The sport, brought to the Latin American nation by Spanish conquistadors, seems bulls maimed and injured with lances and harpoons, before finally being ceremonially slaughtered by a sword. Matadors and their horses are also often injured in the vicious battles staged to impress the crowds.
Pro-bullfighting campaigners point to their sport's popularity; the largest bullfighting ring in the world can be seen in Mexico's capital city, seating up to 40,000 people.
French bullfighter Sebastian Castella, in action with his first bull at Plaza Mexico bullring in Mexico City in January
Known as 'la fiesta brava' as the sport brings in millions of dollars a year, and is more than 500 years old. Last week pro bull fighting campaigners gathering in the capital city in the run up to the deadline, holding banners saying "Yes to bullfighting! Art. Culture. Tradition. Support of thousands of families."
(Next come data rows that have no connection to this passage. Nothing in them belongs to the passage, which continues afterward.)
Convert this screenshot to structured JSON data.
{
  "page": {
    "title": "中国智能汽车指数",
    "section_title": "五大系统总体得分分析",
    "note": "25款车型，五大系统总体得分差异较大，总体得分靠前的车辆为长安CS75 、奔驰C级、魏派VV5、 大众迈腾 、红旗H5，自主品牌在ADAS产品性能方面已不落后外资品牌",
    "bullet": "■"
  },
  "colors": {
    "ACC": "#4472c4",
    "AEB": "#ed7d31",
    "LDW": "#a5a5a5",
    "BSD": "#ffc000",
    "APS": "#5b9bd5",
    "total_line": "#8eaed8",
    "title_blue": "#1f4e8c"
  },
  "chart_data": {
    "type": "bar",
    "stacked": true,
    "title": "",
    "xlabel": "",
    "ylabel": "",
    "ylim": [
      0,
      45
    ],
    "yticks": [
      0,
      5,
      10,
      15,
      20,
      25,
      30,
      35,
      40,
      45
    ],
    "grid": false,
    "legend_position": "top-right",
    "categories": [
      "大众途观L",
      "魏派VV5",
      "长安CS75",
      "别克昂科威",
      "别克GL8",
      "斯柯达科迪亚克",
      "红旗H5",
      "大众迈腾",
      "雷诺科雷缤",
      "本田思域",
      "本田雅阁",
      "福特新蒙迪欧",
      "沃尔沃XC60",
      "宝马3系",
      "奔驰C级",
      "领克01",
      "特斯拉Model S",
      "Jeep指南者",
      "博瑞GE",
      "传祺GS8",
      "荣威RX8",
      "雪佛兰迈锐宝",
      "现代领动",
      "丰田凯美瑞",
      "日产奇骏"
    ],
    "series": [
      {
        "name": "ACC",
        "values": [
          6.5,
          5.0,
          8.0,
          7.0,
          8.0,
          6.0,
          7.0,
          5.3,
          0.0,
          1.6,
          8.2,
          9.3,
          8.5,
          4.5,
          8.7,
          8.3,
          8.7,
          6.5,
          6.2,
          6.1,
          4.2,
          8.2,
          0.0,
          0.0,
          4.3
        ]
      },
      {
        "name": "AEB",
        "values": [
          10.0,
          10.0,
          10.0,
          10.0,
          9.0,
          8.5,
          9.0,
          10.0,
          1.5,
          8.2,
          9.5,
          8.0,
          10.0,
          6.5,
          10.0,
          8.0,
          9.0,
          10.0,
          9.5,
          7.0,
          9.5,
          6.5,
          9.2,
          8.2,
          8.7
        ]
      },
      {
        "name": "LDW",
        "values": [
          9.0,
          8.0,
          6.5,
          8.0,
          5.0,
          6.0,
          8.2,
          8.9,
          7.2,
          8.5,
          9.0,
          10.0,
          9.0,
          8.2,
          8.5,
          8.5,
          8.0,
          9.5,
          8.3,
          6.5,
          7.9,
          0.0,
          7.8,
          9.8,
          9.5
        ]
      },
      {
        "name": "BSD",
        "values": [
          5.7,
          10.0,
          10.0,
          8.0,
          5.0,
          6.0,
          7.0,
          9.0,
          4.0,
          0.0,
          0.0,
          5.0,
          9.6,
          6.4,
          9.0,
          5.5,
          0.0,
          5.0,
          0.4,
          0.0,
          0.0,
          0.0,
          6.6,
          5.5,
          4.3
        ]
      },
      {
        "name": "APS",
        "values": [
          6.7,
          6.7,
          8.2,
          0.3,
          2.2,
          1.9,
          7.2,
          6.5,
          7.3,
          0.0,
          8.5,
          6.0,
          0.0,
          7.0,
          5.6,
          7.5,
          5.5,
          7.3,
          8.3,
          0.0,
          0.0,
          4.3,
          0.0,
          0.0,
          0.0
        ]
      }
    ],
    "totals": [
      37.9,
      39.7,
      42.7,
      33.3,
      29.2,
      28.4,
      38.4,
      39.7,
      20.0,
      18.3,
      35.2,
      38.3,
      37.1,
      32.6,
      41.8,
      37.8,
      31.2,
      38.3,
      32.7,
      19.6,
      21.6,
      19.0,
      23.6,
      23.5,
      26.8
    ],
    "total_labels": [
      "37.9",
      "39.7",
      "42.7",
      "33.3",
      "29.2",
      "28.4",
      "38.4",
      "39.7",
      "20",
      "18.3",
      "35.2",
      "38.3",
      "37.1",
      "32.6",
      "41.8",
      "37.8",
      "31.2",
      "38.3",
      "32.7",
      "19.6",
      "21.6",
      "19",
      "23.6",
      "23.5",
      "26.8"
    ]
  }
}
However opposition is growing to the sport with a number of spectacular anti-bullfighting protests staged in support of Congressman Cristian Vargas, who proposed the bill to ban bull fighting in December.
Over 250 people covered themselves in fake blood and lay down on the streets of Mexico city to protest against bullfighting in February
Violence has broken out on the streets, with police forced to intervene after an animal rights activist clashed with a matador during a protest on on the streets of Mexico city last Tuesday.
Anti-bullfighting protestors point to its cruelty, as well as its introduction by Spanish colonists in the 1500s to counter claims that it is part of Mexican culture.
Catalonia, with its aspirations of independence, banned the practice in 2011, and the Canary Islands abolished the sport in 2001.
The League Against Cruel Sports stress barbarism behind the scenes, claiming that bulls are sometimes weakened and drugged before fights.
Vaseline can be smeared in their eyes to impair their vision and a bull’s horns may be shaved before a fight, making them extremely sensitive to pain, the animal rights campaigners claim.
Although matadors are hailed as heroes by those who support the sport, bullfighting cripples one out of four matadors during their careers and one out of ten die.
Juan Jose Padilla has returned to the ring
Its gory reality was highlighted recently after Juan Jose Padilla was speared in the arena.
The bull's horn tore through his lower jaw and up towards his eyeball. The 38-year-old now suffers from partial facial paralysis, lost his sight in one eye and speaks with a lisp.